J’ignore s’il sait à quel point les photos que Stella a prises de lui et moi avec le nez de Canio sur le mien me rendent contente, mais la voilà cette photo de Turridu et moi !

Roberto Alagna avec le blouson de Turridu et Jacqueline Dauxois avec le nez de Canio.

Annexes :

Eva-Maria Westbroek est une belle et convaincante Santuzza.
Carlos Alavarez a la puissance physique et vocale d’un Tonio qui n’a pas été enlaidi (tant mieux) pour en faire un monstre tordu.

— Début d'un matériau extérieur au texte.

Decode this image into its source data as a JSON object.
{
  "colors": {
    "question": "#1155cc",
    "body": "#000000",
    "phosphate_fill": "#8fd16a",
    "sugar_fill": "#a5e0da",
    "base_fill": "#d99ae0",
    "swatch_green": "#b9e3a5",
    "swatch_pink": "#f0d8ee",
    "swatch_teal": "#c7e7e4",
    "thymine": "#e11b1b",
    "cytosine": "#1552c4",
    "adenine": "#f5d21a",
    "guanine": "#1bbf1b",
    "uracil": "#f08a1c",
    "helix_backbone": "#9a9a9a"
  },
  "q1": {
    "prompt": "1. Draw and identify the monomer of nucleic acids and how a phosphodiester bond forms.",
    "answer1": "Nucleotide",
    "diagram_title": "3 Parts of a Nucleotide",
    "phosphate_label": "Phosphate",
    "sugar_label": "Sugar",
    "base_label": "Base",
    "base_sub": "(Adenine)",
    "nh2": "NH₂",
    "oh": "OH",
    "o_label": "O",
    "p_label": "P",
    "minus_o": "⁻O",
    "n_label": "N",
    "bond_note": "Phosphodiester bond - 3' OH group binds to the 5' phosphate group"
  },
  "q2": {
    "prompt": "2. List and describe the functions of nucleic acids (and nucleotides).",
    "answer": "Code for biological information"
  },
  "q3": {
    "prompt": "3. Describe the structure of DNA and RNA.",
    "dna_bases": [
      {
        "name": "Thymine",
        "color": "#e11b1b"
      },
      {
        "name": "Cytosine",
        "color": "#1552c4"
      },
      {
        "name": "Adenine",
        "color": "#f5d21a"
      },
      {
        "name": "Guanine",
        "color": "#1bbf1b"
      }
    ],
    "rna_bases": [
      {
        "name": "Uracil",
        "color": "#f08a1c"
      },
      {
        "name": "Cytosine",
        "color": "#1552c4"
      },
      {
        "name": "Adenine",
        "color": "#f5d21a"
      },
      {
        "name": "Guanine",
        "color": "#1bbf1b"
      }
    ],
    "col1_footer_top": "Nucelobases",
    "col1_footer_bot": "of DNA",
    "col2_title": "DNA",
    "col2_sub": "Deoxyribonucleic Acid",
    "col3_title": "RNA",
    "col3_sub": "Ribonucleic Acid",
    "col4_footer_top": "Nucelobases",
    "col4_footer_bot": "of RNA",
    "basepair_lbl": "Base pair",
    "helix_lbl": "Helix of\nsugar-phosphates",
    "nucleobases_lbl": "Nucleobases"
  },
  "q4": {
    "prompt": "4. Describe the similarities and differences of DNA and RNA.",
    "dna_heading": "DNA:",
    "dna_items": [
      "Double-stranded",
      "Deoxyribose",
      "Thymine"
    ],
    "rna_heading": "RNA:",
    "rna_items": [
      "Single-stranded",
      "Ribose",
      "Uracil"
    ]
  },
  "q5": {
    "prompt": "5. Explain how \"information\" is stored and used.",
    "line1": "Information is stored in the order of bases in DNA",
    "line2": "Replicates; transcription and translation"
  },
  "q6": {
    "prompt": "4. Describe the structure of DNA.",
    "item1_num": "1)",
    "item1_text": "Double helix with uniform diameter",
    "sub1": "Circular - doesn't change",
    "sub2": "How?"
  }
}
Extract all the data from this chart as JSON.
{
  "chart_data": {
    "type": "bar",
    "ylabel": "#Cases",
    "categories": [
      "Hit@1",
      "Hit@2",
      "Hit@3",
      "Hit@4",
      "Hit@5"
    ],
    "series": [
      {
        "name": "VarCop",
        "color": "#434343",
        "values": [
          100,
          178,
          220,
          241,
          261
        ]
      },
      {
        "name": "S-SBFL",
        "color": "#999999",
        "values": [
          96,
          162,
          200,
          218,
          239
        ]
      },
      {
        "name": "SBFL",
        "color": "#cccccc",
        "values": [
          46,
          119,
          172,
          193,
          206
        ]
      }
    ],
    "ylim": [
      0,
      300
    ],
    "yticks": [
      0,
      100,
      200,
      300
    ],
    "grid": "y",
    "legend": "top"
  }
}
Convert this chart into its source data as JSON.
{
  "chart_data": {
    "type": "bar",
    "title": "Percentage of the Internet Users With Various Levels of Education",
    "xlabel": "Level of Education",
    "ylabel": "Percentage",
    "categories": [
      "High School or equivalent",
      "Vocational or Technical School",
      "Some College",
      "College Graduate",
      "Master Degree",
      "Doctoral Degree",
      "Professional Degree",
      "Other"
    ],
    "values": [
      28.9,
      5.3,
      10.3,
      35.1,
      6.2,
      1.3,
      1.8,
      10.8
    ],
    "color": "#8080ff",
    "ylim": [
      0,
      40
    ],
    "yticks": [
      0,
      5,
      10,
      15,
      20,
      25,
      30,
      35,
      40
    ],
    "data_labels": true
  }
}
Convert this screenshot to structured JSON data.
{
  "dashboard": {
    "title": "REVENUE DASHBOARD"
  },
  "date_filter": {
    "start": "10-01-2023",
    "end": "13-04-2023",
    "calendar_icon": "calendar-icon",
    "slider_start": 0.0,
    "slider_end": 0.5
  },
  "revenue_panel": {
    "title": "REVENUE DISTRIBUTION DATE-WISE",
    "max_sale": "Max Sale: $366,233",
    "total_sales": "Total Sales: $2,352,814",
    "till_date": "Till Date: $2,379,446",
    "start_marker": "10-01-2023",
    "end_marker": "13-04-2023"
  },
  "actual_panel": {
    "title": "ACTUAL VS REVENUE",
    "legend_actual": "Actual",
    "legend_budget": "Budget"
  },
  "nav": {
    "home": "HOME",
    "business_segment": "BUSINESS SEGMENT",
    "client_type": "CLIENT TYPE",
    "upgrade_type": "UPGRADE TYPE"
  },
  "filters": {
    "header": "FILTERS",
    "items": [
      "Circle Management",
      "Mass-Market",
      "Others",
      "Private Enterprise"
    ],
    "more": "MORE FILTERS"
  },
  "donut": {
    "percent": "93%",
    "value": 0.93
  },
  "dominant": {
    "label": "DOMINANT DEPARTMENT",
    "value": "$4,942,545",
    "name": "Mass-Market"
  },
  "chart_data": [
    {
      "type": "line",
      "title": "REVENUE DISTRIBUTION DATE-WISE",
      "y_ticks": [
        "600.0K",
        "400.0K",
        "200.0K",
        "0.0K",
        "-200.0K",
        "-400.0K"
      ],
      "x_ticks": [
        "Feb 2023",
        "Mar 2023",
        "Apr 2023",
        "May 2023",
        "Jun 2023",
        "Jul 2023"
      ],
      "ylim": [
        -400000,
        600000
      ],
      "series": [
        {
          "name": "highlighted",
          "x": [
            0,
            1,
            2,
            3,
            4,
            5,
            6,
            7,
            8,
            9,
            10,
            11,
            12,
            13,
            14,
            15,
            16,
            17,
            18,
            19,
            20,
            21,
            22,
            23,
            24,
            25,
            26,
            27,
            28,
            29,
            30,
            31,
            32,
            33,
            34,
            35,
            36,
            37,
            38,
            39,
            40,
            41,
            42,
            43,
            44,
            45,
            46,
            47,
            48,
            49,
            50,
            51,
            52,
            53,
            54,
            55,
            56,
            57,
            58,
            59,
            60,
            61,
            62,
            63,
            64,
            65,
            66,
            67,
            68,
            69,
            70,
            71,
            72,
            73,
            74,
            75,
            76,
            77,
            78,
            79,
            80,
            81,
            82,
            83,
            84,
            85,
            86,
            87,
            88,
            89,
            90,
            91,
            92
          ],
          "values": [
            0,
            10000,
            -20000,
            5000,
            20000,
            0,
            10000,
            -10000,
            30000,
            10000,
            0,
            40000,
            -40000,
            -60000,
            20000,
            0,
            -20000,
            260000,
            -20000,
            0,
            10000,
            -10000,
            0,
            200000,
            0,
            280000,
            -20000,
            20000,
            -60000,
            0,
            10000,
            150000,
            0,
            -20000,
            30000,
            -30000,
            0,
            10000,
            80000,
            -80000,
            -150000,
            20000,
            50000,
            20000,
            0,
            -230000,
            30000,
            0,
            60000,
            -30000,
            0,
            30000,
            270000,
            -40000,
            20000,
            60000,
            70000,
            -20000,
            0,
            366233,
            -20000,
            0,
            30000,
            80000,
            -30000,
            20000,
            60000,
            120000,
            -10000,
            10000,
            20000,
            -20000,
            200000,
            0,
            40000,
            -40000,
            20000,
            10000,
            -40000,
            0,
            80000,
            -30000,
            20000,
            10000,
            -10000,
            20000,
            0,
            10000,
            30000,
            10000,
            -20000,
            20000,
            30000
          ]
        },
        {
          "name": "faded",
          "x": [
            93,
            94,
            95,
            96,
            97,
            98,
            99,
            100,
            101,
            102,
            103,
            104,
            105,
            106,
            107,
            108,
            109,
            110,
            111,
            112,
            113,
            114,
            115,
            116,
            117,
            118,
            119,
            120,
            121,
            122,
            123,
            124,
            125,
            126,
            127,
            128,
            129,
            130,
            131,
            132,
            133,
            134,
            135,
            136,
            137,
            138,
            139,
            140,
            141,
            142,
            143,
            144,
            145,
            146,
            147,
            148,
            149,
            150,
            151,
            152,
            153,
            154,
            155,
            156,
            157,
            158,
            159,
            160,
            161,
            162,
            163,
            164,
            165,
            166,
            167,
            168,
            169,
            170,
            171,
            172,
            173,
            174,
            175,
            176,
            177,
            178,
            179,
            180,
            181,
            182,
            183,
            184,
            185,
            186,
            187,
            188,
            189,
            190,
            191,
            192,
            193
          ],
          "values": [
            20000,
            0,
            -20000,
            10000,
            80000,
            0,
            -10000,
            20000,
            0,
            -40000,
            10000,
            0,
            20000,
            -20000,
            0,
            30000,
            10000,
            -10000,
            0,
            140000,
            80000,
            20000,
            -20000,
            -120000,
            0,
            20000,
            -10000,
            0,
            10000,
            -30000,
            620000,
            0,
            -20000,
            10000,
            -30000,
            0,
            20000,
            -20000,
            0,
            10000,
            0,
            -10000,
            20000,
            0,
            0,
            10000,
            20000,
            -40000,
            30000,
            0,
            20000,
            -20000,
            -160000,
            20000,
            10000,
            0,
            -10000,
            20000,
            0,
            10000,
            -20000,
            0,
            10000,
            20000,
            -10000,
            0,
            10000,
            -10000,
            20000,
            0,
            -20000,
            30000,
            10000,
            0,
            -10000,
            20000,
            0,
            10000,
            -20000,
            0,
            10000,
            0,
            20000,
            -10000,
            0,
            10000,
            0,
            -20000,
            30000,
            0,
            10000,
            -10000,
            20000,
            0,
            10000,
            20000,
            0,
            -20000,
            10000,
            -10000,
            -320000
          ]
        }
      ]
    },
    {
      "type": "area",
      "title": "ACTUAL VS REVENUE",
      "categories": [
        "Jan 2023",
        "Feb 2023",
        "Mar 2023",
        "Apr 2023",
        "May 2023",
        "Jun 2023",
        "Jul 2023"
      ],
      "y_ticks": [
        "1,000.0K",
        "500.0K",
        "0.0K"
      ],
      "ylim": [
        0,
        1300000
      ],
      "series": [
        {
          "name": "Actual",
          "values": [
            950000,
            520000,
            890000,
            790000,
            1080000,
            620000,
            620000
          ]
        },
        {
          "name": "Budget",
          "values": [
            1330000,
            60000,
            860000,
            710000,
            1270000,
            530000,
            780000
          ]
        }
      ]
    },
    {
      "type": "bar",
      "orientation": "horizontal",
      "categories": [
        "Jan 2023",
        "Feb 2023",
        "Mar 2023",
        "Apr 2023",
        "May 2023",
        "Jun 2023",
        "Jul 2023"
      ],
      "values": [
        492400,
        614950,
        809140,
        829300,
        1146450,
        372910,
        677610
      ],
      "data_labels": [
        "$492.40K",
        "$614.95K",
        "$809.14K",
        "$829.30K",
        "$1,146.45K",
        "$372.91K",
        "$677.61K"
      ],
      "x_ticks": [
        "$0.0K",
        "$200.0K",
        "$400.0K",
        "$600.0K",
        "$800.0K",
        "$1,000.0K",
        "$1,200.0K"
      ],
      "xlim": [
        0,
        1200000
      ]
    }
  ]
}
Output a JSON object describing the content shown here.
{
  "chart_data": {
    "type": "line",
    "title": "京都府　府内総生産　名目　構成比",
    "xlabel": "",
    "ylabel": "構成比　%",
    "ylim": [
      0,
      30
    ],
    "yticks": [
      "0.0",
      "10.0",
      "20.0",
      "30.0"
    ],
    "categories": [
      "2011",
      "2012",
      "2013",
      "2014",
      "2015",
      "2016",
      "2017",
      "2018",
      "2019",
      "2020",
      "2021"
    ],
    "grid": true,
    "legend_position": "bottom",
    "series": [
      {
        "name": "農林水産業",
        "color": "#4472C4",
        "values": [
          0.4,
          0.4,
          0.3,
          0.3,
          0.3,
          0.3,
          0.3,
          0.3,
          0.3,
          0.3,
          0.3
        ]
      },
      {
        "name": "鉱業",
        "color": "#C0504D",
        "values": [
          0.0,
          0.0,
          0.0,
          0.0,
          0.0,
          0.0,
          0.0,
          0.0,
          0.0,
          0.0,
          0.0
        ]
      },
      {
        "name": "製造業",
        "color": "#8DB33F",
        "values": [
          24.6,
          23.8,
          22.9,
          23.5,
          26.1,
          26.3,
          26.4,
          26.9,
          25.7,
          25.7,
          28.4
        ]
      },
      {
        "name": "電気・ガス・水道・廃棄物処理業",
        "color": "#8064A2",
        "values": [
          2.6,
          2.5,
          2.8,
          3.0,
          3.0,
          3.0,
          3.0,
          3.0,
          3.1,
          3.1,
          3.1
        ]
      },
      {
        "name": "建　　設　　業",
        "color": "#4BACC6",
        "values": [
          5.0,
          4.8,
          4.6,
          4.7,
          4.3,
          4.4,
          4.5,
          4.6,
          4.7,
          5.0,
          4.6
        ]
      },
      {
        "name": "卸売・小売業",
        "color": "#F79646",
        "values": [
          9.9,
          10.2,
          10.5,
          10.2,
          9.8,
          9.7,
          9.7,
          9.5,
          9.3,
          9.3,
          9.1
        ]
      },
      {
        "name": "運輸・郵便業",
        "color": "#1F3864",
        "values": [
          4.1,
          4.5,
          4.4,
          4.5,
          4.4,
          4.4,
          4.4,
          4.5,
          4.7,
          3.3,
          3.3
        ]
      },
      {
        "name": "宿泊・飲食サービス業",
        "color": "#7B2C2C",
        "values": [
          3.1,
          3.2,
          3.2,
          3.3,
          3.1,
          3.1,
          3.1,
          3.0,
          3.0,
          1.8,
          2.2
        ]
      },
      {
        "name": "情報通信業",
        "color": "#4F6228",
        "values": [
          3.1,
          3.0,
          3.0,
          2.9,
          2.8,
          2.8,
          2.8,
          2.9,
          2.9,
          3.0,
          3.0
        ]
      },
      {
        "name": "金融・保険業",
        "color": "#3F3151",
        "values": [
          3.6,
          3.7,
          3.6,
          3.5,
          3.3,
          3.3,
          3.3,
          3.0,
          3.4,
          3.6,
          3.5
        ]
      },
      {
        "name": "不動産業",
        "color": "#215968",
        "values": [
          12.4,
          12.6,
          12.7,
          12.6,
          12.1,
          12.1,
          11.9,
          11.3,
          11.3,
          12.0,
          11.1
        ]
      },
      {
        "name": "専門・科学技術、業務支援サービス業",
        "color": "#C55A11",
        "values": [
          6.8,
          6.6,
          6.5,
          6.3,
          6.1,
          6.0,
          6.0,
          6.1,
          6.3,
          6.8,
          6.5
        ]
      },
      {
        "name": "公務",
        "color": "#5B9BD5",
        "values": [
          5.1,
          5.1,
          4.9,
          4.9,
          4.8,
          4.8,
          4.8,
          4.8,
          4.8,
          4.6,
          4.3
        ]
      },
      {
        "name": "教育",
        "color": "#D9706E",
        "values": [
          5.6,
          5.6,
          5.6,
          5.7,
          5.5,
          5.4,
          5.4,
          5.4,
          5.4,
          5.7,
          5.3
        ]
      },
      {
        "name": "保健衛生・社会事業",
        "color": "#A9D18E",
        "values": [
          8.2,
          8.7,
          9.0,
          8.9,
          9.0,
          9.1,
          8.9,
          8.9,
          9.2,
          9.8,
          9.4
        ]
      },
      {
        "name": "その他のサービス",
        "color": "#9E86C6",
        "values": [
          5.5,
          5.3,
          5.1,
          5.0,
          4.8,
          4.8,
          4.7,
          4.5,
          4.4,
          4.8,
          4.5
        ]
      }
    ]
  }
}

Dans un pays de musique comme l’Allemagne, où les rues et les stations de métro portent des noms de musiciens et de poètes, le petit programme distribué gratuitement aux spectateurs comporte une double page avec une notice sur les solistes, la liste de tous les musiciens et des instruments qu’ils jouent et celle des chanteurs du chœur avec leur qualification .

Le Deutsche Oper après la représentation.